TRIBUNAL JUDICIAIRE DE MARSEILLE

ORDONNANCE DE REFERE N°25/

Référés Cabinet 2

ORDONNANCE DU : 05 Mars 2025 - délibéré prorogé Président : Monsieur TRUC, Juge Greffier : Madame DUFOURGNIAUD, Greffier Débats en audience publique le : 22 Janvier 2025

N° RG 24/03732 - N° Portalis DBW3-W-B7I-5J7R

PARTIES :

DEMANDERESSE

Madame [P] [N] épouse [V], née le [Date naissance 7] 1980 à [Localité 11] demeurant [Adresse 5]

représentée par Maître Sylvain PONTIER de la SELARL ABEILLE AVOCATS, avocats au barreau de MARSEILLE

DEFENDERESSES

LA CAISSE RÉGIONALE DE CRÉDIT AGRICOLE MUTUEL ALPES PROVENCE dont le siège social est sis [Adresse 6] pris en la personne de son représentant légal

représentée par Maître Gilles MATHIEU de la SELARL SELARL MATHIEU DABOT & ASSOCIÉS, avocats au barreau d’AIX-EN-PROVENCE

CNP ASSURANCES dont le siège social est [Adresse 8] pris en la personne de son représentant légal

représentée par Maître Pascal CERMOLACCE de la SELARL CABINET CERMOLACCE-GUEDON, avocats au barreau de MARSEILLE

EXPOSE DU LITIGE:

Mme [P] [N] épouse [V] a contracté en 2015 avec son époux un prêt immobilier auprès de la société Caisse régionale du crédit agricole mutuel Alpes-Provence, assorti d’une assurance emprunteur souscrite auprès de la société CNP assurances, garantissant notamment les risques décès, perte totale d’autonomie et incapacité temporaire totale.

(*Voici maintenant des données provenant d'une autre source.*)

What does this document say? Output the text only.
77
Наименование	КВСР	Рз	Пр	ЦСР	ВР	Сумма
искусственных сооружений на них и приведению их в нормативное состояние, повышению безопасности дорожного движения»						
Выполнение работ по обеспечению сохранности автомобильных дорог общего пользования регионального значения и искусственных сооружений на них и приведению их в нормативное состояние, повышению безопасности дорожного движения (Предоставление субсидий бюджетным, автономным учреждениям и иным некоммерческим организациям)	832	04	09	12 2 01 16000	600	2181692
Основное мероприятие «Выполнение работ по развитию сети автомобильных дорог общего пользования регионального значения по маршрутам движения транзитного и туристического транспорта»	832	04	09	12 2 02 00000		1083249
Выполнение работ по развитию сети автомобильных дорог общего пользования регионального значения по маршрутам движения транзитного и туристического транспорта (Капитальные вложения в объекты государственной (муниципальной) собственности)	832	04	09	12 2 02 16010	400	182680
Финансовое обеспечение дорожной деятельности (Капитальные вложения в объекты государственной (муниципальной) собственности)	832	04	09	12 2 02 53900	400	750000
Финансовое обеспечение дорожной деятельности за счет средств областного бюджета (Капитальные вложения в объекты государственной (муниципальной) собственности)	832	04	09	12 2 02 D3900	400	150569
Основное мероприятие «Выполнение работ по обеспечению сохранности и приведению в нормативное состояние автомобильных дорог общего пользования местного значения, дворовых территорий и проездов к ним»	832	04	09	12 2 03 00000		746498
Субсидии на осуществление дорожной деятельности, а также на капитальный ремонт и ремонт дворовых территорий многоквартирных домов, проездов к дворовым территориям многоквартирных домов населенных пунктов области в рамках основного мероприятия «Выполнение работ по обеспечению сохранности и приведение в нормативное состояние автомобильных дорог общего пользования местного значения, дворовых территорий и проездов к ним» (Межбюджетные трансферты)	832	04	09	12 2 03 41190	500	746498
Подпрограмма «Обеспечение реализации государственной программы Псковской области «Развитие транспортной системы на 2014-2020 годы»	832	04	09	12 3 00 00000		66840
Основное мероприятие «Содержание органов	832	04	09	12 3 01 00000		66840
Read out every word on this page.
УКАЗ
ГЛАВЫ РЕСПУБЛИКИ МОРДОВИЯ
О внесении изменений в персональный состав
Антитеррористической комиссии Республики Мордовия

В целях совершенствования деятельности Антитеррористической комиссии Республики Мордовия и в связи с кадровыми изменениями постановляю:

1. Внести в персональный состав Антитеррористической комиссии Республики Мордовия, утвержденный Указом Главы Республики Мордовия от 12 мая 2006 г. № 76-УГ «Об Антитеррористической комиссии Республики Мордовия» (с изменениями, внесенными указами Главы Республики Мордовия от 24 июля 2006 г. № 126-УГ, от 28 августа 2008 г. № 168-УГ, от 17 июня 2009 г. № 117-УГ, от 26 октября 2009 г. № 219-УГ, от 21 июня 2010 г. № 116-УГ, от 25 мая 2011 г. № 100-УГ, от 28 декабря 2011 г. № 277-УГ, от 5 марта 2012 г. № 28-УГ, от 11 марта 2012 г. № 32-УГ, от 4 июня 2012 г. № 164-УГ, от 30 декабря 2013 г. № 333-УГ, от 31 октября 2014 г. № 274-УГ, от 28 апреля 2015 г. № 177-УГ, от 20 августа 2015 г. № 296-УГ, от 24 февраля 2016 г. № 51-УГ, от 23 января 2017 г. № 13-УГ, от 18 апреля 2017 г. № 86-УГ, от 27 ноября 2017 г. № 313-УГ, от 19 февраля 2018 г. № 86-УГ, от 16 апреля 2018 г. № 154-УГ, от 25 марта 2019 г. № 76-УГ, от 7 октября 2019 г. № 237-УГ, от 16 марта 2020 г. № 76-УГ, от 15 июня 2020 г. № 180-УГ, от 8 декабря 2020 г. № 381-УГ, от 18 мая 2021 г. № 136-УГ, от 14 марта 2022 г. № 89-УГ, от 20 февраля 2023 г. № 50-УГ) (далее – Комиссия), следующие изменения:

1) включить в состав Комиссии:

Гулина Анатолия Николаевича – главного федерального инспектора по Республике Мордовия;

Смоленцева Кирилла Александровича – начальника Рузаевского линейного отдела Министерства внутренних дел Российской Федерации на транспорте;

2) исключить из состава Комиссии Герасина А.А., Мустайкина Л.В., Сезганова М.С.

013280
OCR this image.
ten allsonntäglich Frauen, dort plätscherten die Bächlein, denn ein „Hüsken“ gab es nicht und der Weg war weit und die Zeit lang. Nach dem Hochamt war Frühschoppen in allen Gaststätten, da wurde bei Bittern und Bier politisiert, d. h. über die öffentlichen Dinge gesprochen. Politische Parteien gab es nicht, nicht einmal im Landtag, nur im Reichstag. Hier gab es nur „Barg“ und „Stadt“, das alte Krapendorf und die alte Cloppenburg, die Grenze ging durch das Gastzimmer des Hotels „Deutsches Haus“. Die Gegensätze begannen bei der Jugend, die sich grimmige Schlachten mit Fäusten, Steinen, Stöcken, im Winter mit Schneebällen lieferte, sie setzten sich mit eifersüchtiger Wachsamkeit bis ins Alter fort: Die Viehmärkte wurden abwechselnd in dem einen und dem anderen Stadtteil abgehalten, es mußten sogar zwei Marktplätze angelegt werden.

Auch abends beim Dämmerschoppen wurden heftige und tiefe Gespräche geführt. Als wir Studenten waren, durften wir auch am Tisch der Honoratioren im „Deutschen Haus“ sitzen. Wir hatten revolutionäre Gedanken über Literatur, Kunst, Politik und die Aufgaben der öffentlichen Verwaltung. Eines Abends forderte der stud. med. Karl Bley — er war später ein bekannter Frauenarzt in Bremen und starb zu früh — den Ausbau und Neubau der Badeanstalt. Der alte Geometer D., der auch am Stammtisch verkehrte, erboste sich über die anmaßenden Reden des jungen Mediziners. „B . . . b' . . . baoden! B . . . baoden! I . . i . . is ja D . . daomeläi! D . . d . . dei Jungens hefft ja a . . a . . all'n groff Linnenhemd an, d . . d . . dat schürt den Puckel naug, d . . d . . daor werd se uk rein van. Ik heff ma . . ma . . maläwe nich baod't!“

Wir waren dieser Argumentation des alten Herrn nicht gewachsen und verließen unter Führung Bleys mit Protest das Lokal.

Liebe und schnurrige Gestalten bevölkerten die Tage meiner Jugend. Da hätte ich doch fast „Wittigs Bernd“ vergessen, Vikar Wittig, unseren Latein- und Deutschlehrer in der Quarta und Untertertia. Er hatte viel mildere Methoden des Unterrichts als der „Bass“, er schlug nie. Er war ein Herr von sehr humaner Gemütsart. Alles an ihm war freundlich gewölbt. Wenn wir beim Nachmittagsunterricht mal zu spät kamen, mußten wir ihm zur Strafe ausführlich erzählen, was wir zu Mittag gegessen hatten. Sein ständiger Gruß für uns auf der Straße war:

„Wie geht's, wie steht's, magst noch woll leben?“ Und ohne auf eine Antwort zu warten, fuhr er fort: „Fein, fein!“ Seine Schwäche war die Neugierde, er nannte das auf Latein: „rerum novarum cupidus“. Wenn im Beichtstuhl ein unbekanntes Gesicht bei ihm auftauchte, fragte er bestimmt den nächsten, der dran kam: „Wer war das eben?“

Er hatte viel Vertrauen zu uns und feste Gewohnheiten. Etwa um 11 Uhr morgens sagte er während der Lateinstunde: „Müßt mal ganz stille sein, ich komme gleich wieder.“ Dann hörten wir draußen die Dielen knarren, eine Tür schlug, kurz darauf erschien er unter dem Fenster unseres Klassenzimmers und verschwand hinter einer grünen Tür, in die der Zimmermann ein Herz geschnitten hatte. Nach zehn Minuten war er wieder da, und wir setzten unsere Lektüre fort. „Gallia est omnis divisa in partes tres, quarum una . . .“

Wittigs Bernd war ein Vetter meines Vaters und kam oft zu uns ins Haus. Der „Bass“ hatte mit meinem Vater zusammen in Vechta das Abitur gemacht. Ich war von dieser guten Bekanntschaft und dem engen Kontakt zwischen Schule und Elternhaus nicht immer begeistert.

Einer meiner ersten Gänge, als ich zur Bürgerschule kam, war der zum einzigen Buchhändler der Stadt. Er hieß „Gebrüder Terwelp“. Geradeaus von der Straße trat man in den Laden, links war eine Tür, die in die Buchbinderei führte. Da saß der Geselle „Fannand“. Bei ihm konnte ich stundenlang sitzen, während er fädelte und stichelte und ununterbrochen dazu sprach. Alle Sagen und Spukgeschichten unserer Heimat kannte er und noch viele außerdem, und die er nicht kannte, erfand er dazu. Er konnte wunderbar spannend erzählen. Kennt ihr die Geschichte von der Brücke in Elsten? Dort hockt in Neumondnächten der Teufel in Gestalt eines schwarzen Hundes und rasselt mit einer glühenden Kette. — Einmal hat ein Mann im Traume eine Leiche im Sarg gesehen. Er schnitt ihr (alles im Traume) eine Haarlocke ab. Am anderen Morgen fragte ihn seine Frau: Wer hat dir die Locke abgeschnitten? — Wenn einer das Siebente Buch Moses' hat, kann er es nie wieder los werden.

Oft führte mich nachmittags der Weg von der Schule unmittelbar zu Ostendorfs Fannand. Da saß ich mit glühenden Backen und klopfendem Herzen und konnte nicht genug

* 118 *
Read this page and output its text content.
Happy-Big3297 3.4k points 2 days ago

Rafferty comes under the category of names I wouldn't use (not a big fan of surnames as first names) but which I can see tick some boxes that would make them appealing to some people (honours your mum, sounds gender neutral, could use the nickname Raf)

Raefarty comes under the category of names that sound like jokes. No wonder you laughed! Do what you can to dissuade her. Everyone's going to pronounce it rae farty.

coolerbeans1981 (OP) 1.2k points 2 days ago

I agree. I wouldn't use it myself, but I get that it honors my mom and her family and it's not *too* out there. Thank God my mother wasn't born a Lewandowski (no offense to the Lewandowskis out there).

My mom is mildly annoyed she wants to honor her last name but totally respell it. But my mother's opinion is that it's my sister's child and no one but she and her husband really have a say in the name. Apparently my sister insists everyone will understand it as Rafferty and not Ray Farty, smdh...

Souffrant des séquelles d’un Covid long à la suite duquel elle se trouve en arrêt de travail depuis le 17 mai 2022, Mme [P] [N] épouse [V] a sollicité en vain auprès de l’assureur la prise en charge des mensualités de son prêt.

Par actes du 8 août 2024, Mme [P] [N] épouse [V] a fait assigner en référé la société Caisse régionale du crédit agricole mutuel Alpes-Provence et la société CNP assurances aux fins d’expertise médicale.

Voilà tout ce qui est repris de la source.